Why does Spark groupBy.agg(min/max) of BigDecimal always return 0?

Tags:

I'm trying to group by one column of a DataFrame, and generate the min and max values of a BigDecimal column within each of the resulting groups. The results always produce a very small (approximately 0) value.

(Similar min/max calls against a Double column produce the expected, non-zero values.)

As a simple example:

If I create the following DataFrame:

import org.apache.spark.sql.{functions => f}

case class Foo(group: String, bd_value: BigDecimal, d_value: Double)
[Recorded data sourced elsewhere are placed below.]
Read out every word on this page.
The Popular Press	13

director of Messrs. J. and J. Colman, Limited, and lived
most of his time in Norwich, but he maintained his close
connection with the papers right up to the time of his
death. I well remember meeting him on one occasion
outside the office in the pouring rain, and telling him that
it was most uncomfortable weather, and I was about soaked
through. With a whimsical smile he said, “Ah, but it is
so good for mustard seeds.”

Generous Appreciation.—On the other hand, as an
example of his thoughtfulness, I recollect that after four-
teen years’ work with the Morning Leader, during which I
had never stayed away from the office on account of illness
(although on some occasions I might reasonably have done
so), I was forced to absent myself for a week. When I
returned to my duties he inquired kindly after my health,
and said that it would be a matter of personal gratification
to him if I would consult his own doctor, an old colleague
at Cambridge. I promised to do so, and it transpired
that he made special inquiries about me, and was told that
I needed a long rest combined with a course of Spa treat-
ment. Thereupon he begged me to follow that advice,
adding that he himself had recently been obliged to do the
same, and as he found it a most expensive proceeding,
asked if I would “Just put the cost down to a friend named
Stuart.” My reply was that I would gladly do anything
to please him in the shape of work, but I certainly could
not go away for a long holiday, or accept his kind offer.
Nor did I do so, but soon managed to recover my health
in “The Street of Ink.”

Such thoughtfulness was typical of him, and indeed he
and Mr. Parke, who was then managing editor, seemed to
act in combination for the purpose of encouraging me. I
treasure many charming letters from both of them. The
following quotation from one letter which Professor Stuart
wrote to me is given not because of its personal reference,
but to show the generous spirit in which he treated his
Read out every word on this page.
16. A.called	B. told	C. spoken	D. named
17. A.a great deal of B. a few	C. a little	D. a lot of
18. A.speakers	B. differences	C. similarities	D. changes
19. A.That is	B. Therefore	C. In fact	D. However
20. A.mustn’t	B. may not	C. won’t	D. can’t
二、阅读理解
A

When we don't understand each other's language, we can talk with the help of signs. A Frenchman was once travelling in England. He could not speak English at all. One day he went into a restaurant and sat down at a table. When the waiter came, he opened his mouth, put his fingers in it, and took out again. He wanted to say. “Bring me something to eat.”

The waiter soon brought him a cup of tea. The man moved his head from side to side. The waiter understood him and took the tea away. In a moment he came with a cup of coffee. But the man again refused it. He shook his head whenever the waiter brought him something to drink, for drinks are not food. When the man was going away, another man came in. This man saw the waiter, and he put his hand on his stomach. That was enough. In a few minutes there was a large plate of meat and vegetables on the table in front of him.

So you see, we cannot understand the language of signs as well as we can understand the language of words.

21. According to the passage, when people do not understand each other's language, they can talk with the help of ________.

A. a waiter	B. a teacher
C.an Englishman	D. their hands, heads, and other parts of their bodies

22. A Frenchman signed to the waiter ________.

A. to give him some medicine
val rdd = spark.sparkContext.parallelize(Seq(
  Foo("A", BigDecimal("1.0"), 1.0),
  Foo("B", BigDecimal("10.0"), 10.0),
  Foo("B", BigDecimal("1.0"), 1.0),
  Foo("C", BigDecimal("10.0"), 10.0),
  Foo("C", BigDecimal("10.0"), 10.0),
  Foo("C", BigDecimal("10.0"), 10.0)
))

val df = rdd.toDF()

Selecting max of either the Double or BigDecimal column returns the expected result:

df.select(f.max("d_value")).show()

// +------------+
// |max(d_value)|
// +------------+
// |        10.0|
// +------------+

df.select(f.max("bd_value")).show()

// +--------------------+
// |       max(bd_value)|
// +--------------------+
// |10.00000000000000...|
// +--------------------+

But if I group-by then aggregate, I get a reasonable result for the Double column, but near-zero values for the BigDecimal column:

df.groupBy("group").agg(f.max("d_value")).show()

// +-----+------------+
// |group|max(d_value)|
// +-----+------------+
// |    B|        10.0|
// |    C|        10.0|
// |    A|         1.0|
// +-----+------------+

df.groupBy("group").agg(f.max("bd_value")).show()

// +-----+-------------+
// |group|max(bd_value)|
// +-----+-------------+
// |    B|     1.00E-16|
// |    C|     1.00E-16|
// |    A|      1.0E-17|
// +-----+-------------+

Why does spark return a zero result for these min/max calls?

714

asked Feb 11 '19 23:02

Rick Haffey

1 Answers

TL;DR

There seems to be an inconsistency in how Spark treats the scale of BigDecimals that manifests in the particular case shown in the question. The code behaves as though it is converting BigDecimals to unscaled Longs using the scale of the BigDecimal object, but then converting back to BigDecimal using the scale of the schema.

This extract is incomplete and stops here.